A recuperação do G7 ocorreu ou não? Sim, mas está seguindo um roteiro diferente do previsto
No encontro de hoje, volto minha atenção para o cenário econômico internacional, deixando de lado as mazelas da economia brasileira neste início de outono.
O ambiente internacional continua dominado pela insegurança dos investidores em relação ao futuro e --reflexo disso-- pela ocorrência de flutuações violentas de preços em mercados importantes.
Dou alguns exemplos recentes: entre janeiro e abril deste ano, o preço do ouro caiu mais de 17%, o índice Nikkei, da Bolsa de Valores de Tóquio, valorizou-se em quase 13% e a moeda japonesa perdeu mais de 15% de seu valor.
Como reflexo desses movimentos, tivemos uma nova corrida aos títulos de juros de qualidade nas economias mais importantes do mundo. Um exemplo dessa busca por maior segurança ocorreu nos Estados Unidos, com os juros dos títulos de dez anos do governo recuando de 2,20% ao ano para 1,70%.
Na Europa, mesmo os países que se encontram no olho do furacão da crise do euro têm colocado junto a investidores seus títulos de dívida a taxas cadentes e muito abaixo das que prevaleceram ao longo do ano passado.
Compondo esse quadro de aversão ao risco, as Bolsas de Valores do mundo emergente têm amargado um período de queda das cotações e fuga de investidores. O índice Bovespa já caiu mais de 12% nestes primeiros quatro meses do ano.
A pergunta que se coloca nesta altura é a seguinte: e a recuperação tão falada --inclusive por mim neste espaço da Folha-- das economias do chamado G7, com a redução dos riscos sistêmicos dos mercados, ocorreu ou não? Minha resposta é um sonoro SIM, mas com uma qualificação: ela está ocorrendo embora seguindo um roteiro diferente do inicialmente previsto.
Nos EUA, a recuperação se consolida, mas a uma velocidade bem mais baixa do que a estimada anteriormente, em razão da redução do deficit fiscal aprovada pelo Congresso no ano passado. Chamado de sequestro de receitas fiscais, ele está obrigando o governo Obama a diminuir compulsoriamente suas despesas e, com isso, reduzir o deficit fiscal em cerca de 2% do PIB neste ano.

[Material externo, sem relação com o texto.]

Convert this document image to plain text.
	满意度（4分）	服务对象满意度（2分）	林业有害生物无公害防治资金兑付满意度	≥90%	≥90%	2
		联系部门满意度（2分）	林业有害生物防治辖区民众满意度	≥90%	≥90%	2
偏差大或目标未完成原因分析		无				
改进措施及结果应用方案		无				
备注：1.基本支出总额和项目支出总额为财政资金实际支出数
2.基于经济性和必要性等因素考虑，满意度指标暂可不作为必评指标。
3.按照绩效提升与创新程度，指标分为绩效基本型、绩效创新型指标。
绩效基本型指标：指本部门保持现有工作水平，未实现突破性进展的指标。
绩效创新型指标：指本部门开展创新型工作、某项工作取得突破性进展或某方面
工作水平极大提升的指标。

Com isso, os EUA estão fortalecendo sua situação econômica futura, à custa de uma redução pequena do crescimento econômico atual. Uma combinação virtuosa e de difícil implantação em uma democracia de massas nos dias de hoje.

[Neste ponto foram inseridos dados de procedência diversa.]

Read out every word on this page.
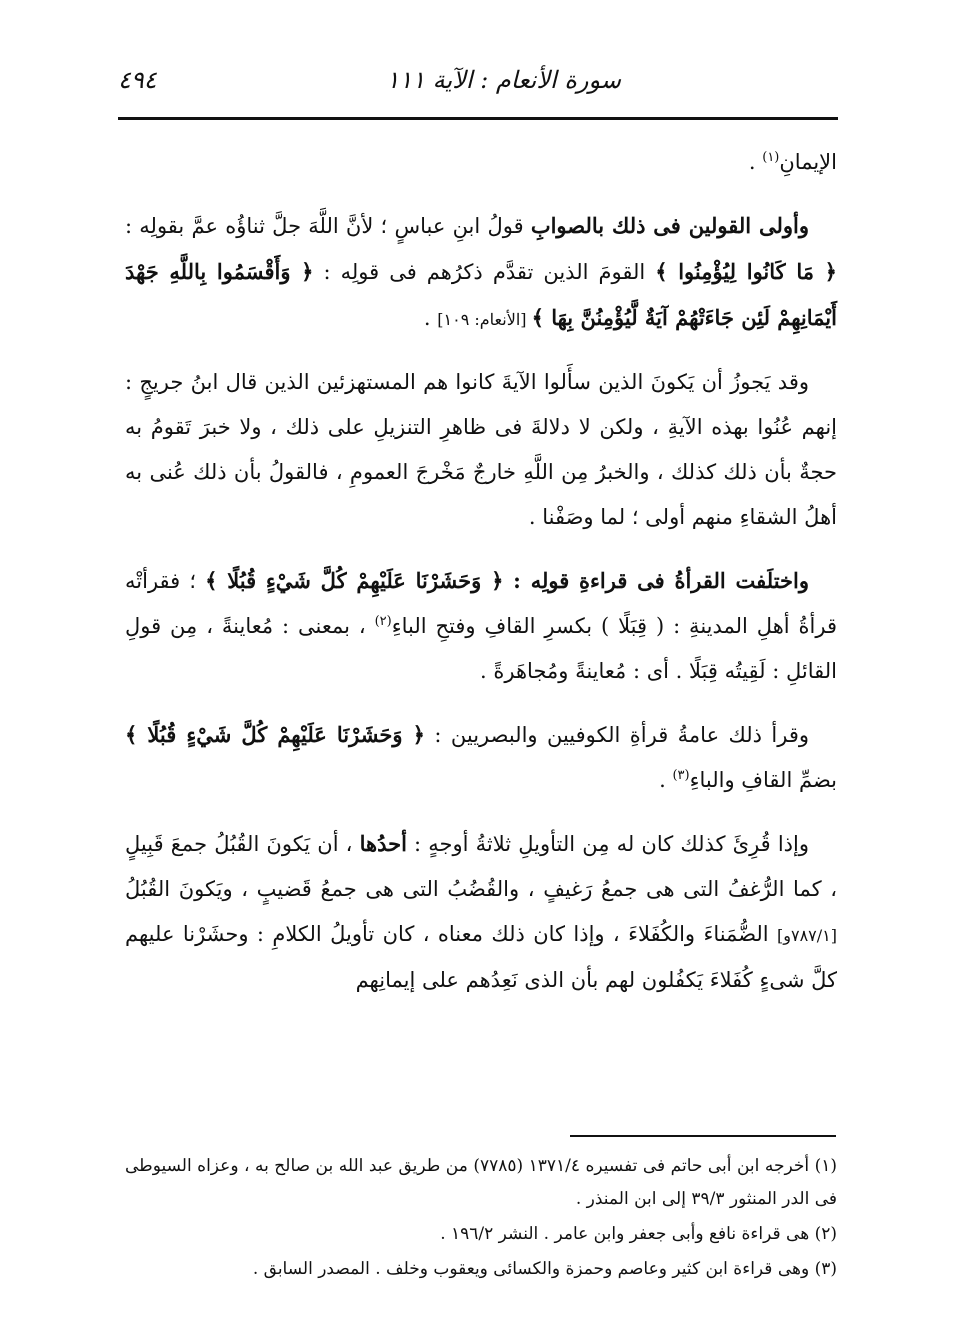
سورة الأنعام : الآية ١١١
٤٩٤

الإيمانِ$^{(١)}$ .

وأولى القولين فى ذلك بالصوابِ قولُ ابنِ عباسٍ ؛ لأنَّ اللَّهَ جلَّ ثناؤُه عمَّ بقولِه : ﴿ مَا كَانُوا لِيُؤْمِنُوا ﴾ القومَ الذين تقدَّم ذكرُهم فى قولِه : ﴿ وَأَقْسَمُوا بِاللَّهِ جَهْدَ أَيْمَانِهِمْ لَئِن جَاءَتْهُمْ آيَةٌ لَّيُؤْمِنُنَّ بِهَا ﴾ [الأنعام: ١٠٩] .

وقد يَجوزُ أن يَكونَ الذين سأَلوا الآيةَ كانوا هم المستهزئين الذين قال ابنُ جريجٍ : إنهم عُنُوا بهذه الآيةِ ، ولكن لا دلالةَ فى ظاهرِ التنزيلِ على ذلك ، ولا خبرَ تَقومُ به حجةٌ بأن ذلك كذلك ، والخبرُ مِن اللَّهِ خارجٌ مَخْرجَ العمومِ ، فالقولُ بأن ذلك عُنى به أهلُ الشقاءِ منهم أولى ؛ لما وصَفْنا .

واختلَفت القرأةُ فى قراءةِ قولِه : ﴿ وَحَشَرْنَا عَلَيْهِمْ كُلَّ شَيْءٍ قُبُلًا ﴾ ؛ فقرأتْه قرأةُ أهلِ المدينةِ : ( قِبَلًا ) بكسرِ القافِ وفتحِ الباءِ$^{(٢)}$ ، بمعنى : مُعاينةً ، مِن قولِ القائلِ : لَقِيتُه قِبَلًا . أى : مُعاينةً ومُجاهَرةً .

وقرأ ذلك عامةُ قرأةِ الكوفيين والبصريين : ﴿ وَحَشَرْنَا عَلَيْهِمْ كُلَّ شَيْءٍ قُبُلًا ﴾ بضمِّ القافِ والباءِ$^{(٣)}$ .

وإذا قُرِئَ كذلك كان له مِن التأويلِ ثلاثةُ أوجهٍ : أحدُها ، أن يَكونَ القُبُلُ جمعَ قَبِيلٍ ، كما الرُّغفُ التى هى جمعُ رَغيفٍ ، والقُضُبُ التى هى جمعُ قَضيبٍ ، ويَكونَ القُبُلُ [٧٨٧/١و] الضُّمَناءَ والكُفَلاءَ ، وإذا كان ذلك معناه ، كان تأويلُ الكلامِ : وحشَرْنا عليهم كلَّ شىءٍ كُفَلاءَ يَكفُلون لهم بأن الذى نَعِدُهم على إيمانِهم

(١) أخرجه ابن أبى حاتم فى تفسيره ١٣٧١/٤ (٧٧٨٥) من طريق عبد الله بن صالح به ، وعزاه السيوطى فى الدر المنثور ٣٩/٣ إلى ابن المنذر .

(٢) هى قراءة نافع وأبى جعفر وابن عامر . النشر ١٩٦/٢ .

(٣) وهى قراءة ابن كثير وعاصم وحمزة والكسائى ويعقوب وخلف . المصدر السابق .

Essa combinação de crescimento menor com ajuste fiscal de longo prazo está permitindo que o Fed --o banco central americano-- mantenha por mais tempo sua política de expansão monetária, financiando de certa forma o ajuste fiscal de longo prazo que está ocorrendo.
Como essa compreensão do complexo cenário americano é de difícil entendimento, nos mercados prevalece a impressão de que a recuperação da maior economia do mundo é frágil, abrindo espaço para as especulações com a incerteza do futuro.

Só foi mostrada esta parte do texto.